I am going through some online lecture notes which prove equivalence between:
- a relation $R$ on a set $X$ is well-founded
By which I mean: every non-empty subset of $X$ has an $R$-least element
- well-founded induction holds in $(X,R)$
By which I mean: $\big[\forall x\in X\,\big(\forall y\in X\,y\,R\,x\implies y\in P\big)\implies x\in P\big]\implies P=X$
What I am puzzled by is that one direction falls naturally: if $R$ is well-founded and $P$ some non-empty subset of $X$ such that for each $x$ and all $y\in P$ with $y\,R\,x$ we have $x\in P$ then $X\setminus P$ cannot have a least element so $X\setminus P=\emptyset$.
But the other direction requires some weak form of choice in every proof I've seen.

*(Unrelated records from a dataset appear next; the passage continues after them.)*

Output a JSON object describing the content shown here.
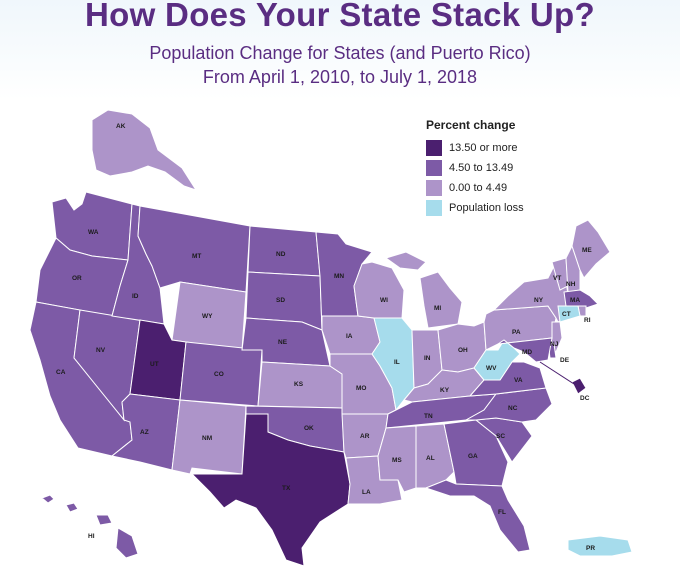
{
  "title": "How Does Your State Stack Up?",
  "subtitle_line1": "Population Change for States (and Puerto Rico)",
  "subtitle_line2": "From April 1, 2010, to July 1, 2018",
  "legend": {
    "title": "Percent change",
    "items": [
      {
        "label": "13.50 or more",
        "color": "#4b1f6f"
      },
      {
        "label": "4.50 to 13.49",
        "color": "#7d5aa6"
      },
      {
        "label": "0.00 to 4.49",
        "color": "#ad94c9"
      },
      {
        "label": "Population loss",
        "color": "#a6dcec"
      }
    ]
  },
  "map": {
    "category_colors": {
      "high": "#4b1f6f",
      "mid": "#7d5aa6",
      "low": "#ad94c9",
      "loss": "#a6dcec"
    },
    "states": [
      {
        "code": "AK",
        "category": "low"
      },
      {
        "code": "HI",
        "category": "mid"
      },
      {
        "code": "WA",
        "category": "mid"
      },
      {
        "code": "OR",
        "category": "mid"
      },
      {
        "code": "CA",
        "category": "mid"
      },
      {
        "code": "NV",
        "category": "mid"
      },
      {
        "code": "ID",
        "category": "mid"
      },
      {
        "code": "MT",
        "category": "mid"
      },
      {
        "code": "WY",
        "category": "low"
      },
      {
        "code": "UT",
        "category": "high"
      },
      {
        "code": "AZ",
        "category": "mid"
      },
      {
        "code": "CO",
        "category": "mid"
      },
      {
        "code": "NM",
        "category": "low"
      },
      {
        "code": "ND",
        "category": "mid"
      },
      {
        "code": "SD",
        "category": "mid"
      },
      {
        "code": "NE",
        "category": "mid"
      },
      {
        "code": "KS",
        "category": "low"
      },
      {
        "code": "OK",
        "category": "mid"
      },
      {
        "code": "TX",
        "category": "high"
      },
      {
        "code": "MN",
        "category": "mid"
      },
      {
        "code": "IA",
        "category": "low"
      },
      {
        "code": "MO",
        "category": "low"
      },
      {
        "code": "AR",
        "category": "low"
      },
      {
        "code": "LA",
        "category": "low"
      },
      {
        "code": "WI",
        "category": "low"
      },
      {
        "code": "IL",
        "category": "loss"
      },
      {
        "code": "MI",
        "category": "low"
      },
      {
        "code": "IN",
        "category": "low"
      },
      {
        "code": "OH",
        "category": "low"
      },
      {
        "code": "KY",
        "category": "low"
      },
      {
        "code": "TN",
        "category": "mid"
      },
      {
        "code": "MS",
        "category": "low"
      },
      {
        "code": "AL",
        "category": "low"
      },
      {
        "code": "GA",
        "category": "mid"
      },
      {
        "code": "FL",
        "category": "mid"
      },
      {
        "code": "SC",
        "category": "mid"
      },
      {
        "code": "NC",
        "category": "mid"
      },
      {
        "code": "VA",
        "category": "mid"
      },
      {
        "code": "WV",
        "category": "loss"
      },
      {
        "code": "PA",
        "category": "low"
      },
      {
        "code": "NY",
        "category": "low"
      },
      {
        "code": "VT",
        "category": "low"
      },
      {
        "code": "NH",
        "category": "low"
      },
      {
        "code": "ME",
        "category": "low"
      },
      {
        "code": "MA",
        "category": "mid"
      },
      {
        "code": "RI",
        "category": "low"
      },
      {
        "code": "CT",
        "category": "loss"
      },
      {
        "code": "NJ",
        "category": "low"
      },
      {
        "code": "DE",
        "category": "mid"
      },
      {
        "code": "MD",
        "category": "mid"
      },
      {
        "code": "DC",
        "category": "high"
      },
      {
        "code": "PR",
        "category": "loss"
      }
    ]
  }
}
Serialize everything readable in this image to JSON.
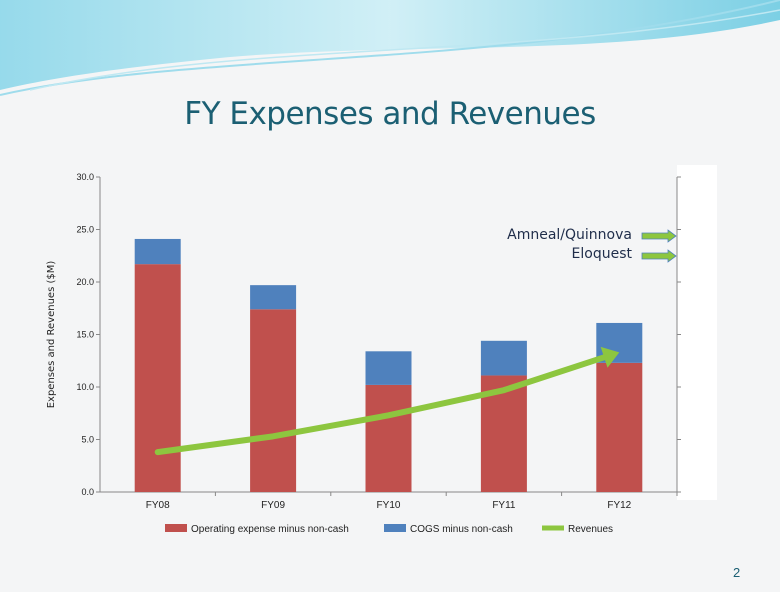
{
  "slide": {
    "title": "FY Expenses and Revenues",
    "page_number": "2",
    "annotations": [
      "Amneal/Quinnova",
      "Eloquest"
    ]
  },
  "colors": {
    "operating": "#c0504d",
    "cogs": "#4f81bd",
    "revenues": "#8dc63f",
    "title": "#1b5f73"
  },
  "chart_data": {
    "type": "bar",
    "stacked": true,
    "title": "",
    "xlabel": "",
    "ylabel": "Expenses and Revenues ($M)",
    "ylim": [
      0,
      30
    ],
    "yticks": [
      "0.0",
      "5.0",
      "10.0",
      "15.0",
      "20.0",
      "25.0",
      "30.0"
    ],
    "categories": [
      "FY08",
      "FY09",
      "FY10",
      "FY11",
      "FY12"
    ],
    "series": [
      {
        "name": "Operating expense minus non-cash",
        "type": "bar",
        "values": [
          21.7,
          17.4,
          10.2,
          11.1,
          12.3
        ]
      },
      {
        "name": "COGS minus non-cash",
        "type": "bar",
        "values": [
          2.4,
          2.3,
          3.2,
          3.3,
          3.8
        ]
      },
      {
        "name": "Revenues",
        "type": "line",
        "values": [
          3.8,
          5.3,
          7.3,
          9.7,
          13.3
        ]
      }
    ],
    "legend": "bottom",
    "grid": false
  }
}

- are these two notions no longer equivalent in the absence of choice?
- if so, is there a reason this is often glossed over/not mentioned?
The other direction does not require any choice: you can just prove it by reversing the argument you gave. Suppose well-founded induction holds in $(X,R)$ and let $Q$ be a subset of $X$. If $Q$ has no least element, that means that for each $x\in Q$, there is some $y\in Q$ such that $y \mathbin{R} x$. Letting $P=X\setminus Q$, this means that if $P$ contains all $y$ such that $y \mathbin{R} x$, then $P$ contains $x$. So, by induction, $P=X$, so $Q$ is empty.